Confusão registrada por câmeras de segurança
O incidente foi registrado por câmeras de segurança que mostraram a confusão iniciada entre a esposa da vítima e uma amiga que estava na mesa do sargento. Segundo o documento da decisão, testemunhas e as imagens indicam que Jefferson não iniciou a briga, mas tentou ajudar a separar a discussão quando foi atacado.
A esposa de Diego teria aplicado um golpe conhecido como "mata-leão" no sargento, que caiu no chão e continuou sendo agredido por um amigo da vítima e pelo próprio soldado. Nesse momento, Jefferson sacou sua arma e efetuou um único disparo, atingindo Diego no peito. O soldado foi socorrido, mas não resistiu aos ferimentos e morreu no hospital.
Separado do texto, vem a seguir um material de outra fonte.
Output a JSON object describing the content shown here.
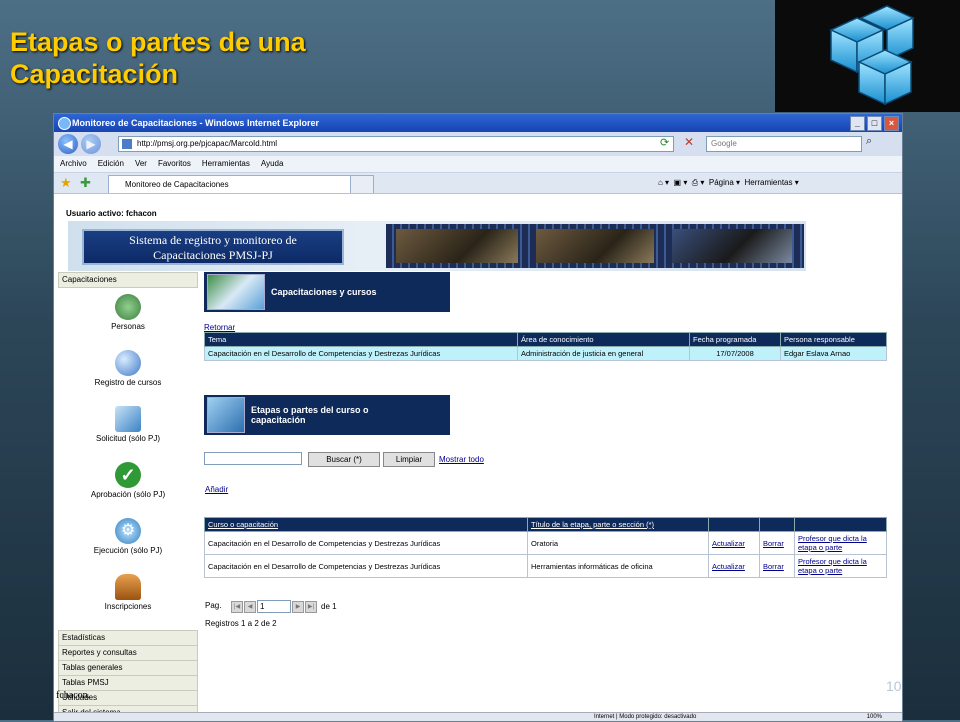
{
  "slide": {
    "title_line1": "Etapas  o partes de una",
    "title_line2": "Capacitación",
    "page_number": "10"
  },
  "browser": {
    "title": "Monitoreo de Capacitaciones - Windows Internet Explorer",
    "url": "http://pmsj.org.pe/pjcapac/MarcoId.html",
    "search_placeholder": "Google",
    "menu": [
      "Archivo",
      "Edición",
      "Ver",
      "Favoritos",
      "Herramientas",
      "Ayuda"
    ],
    "tab_title": "Monitoreo de Capacitaciones",
    "tools": {
      "page": "Página",
      "tools": "Herramientas"
    },
    "status": "Internet | Modo protegido: desactivado",
    "zoom": "100%"
  },
  "app": {
    "user_label": "Usuario activo: fchacon",
    "banner_line1": "Sistema de registro y monitoreo de",
    "banner_line2": "Capacitaciones PMSJ-PJ",
    "sidebar_header": "Capacitaciones",
    "sidebar_items": [
      {
        "label": "Personas",
        "icon": "people-icon",
        "color": "#5aa05a"
      },
      {
        "label": "Registro de cursos",
        "icon": "globe-icon",
        "color": "#5d8fd6"
      },
      {
        "label": "Solicitud (sólo PJ)",
        "icon": "book-icon",
        "color": "#4a8cc9"
      },
      {
        "label": "Aprobación (sólo PJ)",
        "icon": "checkmark-icon",
        "color": "#2f9a35"
      },
      {
        "label": "Ejecución (sólo PJ)",
        "icon": "gears-icon",
        "color": "#4f9ed9"
      },
      {
        "label": "Inscripciones",
        "icon": "person-icon",
        "color": "#c57b26"
      }
    ],
    "sidebar_links": [
      "Estadísticas",
      "Reportes y consultas",
      "Tablas generales",
      "Tablas PMSJ",
      "Utilidades",
      "Salir del sistema"
    ],
    "footer_user": "fchacon.",
    "section1_title": "Capacitaciones y cursos",
    "back_link": "Retornar",
    "course_table": {
      "headers": [
        "Tema",
        "Área de conocimiento",
        "Fecha programada",
        "Persona responsable"
      ],
      "row": [
        "Capacitación en el Desarrollo de Competencias y Destrezas Jurídicas",
        "Administración de justicia en general",
        "17/07/2008",
        "Edgar Eslava Arnao"
      ]
    },
    "section2_title": "Etapas o partes del curso o capacitación",
    "search_button": "Buscar (*)",
    "clear_button": "Limpiar",
    "show_all": "Mostrar todo",
    "add_link": "Añadir",
    "stages_table": {
      "headers": [
        "Curso o capacitación",
        "Título de la etapa, parte o sección (*)"
      ],
      "rows": [
        {
          "course": "Capacitación en el Desarrollo de Competencias y Destrezas Jurídicas",
          "stage": "Oratoria",
          "update": "Actualizar",
          "delete": "Borrar",
          "teacher": "Profesor que dicta la etapa o parte"
        },
        {
          "course": "Capacitación en el Desarrollo de Competencias y Destrezas Jurídicas",
          "stage": "Herramientas informáticas de oficina",
          "update": "Actualizar",
          "delete": "Borrar",
          "teacher": "Profesor que dicta la etapa o parte"
        }
      ]
    },
    "pager": {
      "label": "Pag.",
      "current": "1",
      "of": "de 1"
    },
    "records": "Registros 1 a 2 de 2"
  }
}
Defesa alega legítima defesa
Em nota ao g1, a defesa de Jefferson informou que ele agiu em legítima defesa, pois estava no chão e sendo violentamente agredido quando realizou o disparo. A advogada Kelly Moreira destacou que "a reação de Jefferson ocorreu em legítima defesa de sua própria vida, tendo ele efetuado um único disparo, com o propósito de cessar as agressões e preservar sua vida".
O STJ manteve a absolvição sumária com base no reconhecimento da legítima defesa, fundamentando-se em um "conjunto probatório robusto, formado por depoimentos e registros audiovisuais". A decisão ressaltou que Jefferson não iniciou o conflito, tendo apenas reagido diante de uma agressão injusta.
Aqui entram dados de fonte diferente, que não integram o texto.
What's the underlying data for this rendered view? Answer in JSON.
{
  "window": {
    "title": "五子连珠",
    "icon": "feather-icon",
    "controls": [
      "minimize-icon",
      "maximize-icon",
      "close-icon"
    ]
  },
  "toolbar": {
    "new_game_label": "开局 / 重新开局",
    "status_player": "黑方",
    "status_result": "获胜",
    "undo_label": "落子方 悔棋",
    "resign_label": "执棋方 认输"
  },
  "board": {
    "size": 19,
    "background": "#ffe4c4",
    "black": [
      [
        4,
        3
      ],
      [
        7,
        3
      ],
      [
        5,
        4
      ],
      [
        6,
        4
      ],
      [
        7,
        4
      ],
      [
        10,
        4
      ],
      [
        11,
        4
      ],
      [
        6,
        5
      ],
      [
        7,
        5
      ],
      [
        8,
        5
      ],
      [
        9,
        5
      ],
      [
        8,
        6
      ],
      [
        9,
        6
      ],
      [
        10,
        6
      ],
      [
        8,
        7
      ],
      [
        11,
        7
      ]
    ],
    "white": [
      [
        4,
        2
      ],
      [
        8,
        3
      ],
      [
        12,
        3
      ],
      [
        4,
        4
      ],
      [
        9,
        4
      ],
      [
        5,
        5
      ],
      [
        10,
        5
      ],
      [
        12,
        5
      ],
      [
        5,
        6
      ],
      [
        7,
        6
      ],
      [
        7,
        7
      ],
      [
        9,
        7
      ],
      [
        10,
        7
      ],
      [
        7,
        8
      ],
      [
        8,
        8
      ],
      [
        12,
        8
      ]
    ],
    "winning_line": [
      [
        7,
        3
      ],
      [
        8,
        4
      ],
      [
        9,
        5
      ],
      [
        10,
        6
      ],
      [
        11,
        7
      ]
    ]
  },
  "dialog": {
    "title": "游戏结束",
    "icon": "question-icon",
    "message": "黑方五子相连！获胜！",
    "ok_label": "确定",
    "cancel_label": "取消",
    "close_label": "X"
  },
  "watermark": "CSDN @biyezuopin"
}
Família da vítima recorre da decisão
O advogado da esposa de Diego, Dr. Christovam Machado, afirmou que a decisão do STJ foi monocrática, tomada por apenas um membro do órgão, e que já foi interposto recurso de Agravo Regimental. O recurso será julgado pela 5ª Turma Criminal do STJ.
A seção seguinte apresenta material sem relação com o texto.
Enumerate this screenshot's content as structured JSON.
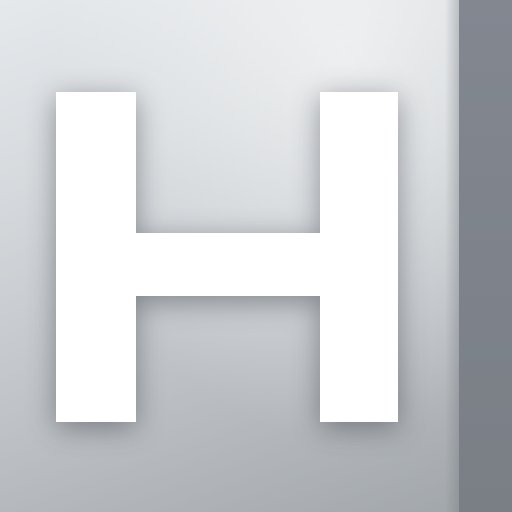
{
  "icon": {
    "letter": "H",
    "colors": {
      "tile_light": "#e6e9ec",
      "tile_dark": "#a2a7ab",
      "side_strip": "#7c8188",
      "glyph": "#ffffff"
    }
  }
}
O advogado destacou que o Subprocurador-Geral da República, Dr. Osnir Belice, manifestou-se favoravelmente ao recurso, reconhecendo que a controvérsia não envolve reexame de provas, mas sim a correta valoração do conjunto probatório. A assistência de acusação defende que Jefferson seja submetido a julgamento pelo Tribunal do Júri da Comarca de Novo Gama.
Contexto do caso
Diego Santos Purcina atuava no Comando de Operações de Divisas (COD) da PM de Goiás. A defesa de Jefferson emitiu nota enfatizando que "a morte de uma pessoa é sempre uma tragédia que jamais pode ser tratada com frieza ou indiferença", mas manteve a posição de que a ação foi em legítima defesa.
O caso continua em tramitação judicial, com a família da vítima buscando novo julgamento através do Tribunal do Júri, enquanto a defesa do sargento sustenta que a absolvição foi técnica e fundamentada nas provas disponíveis.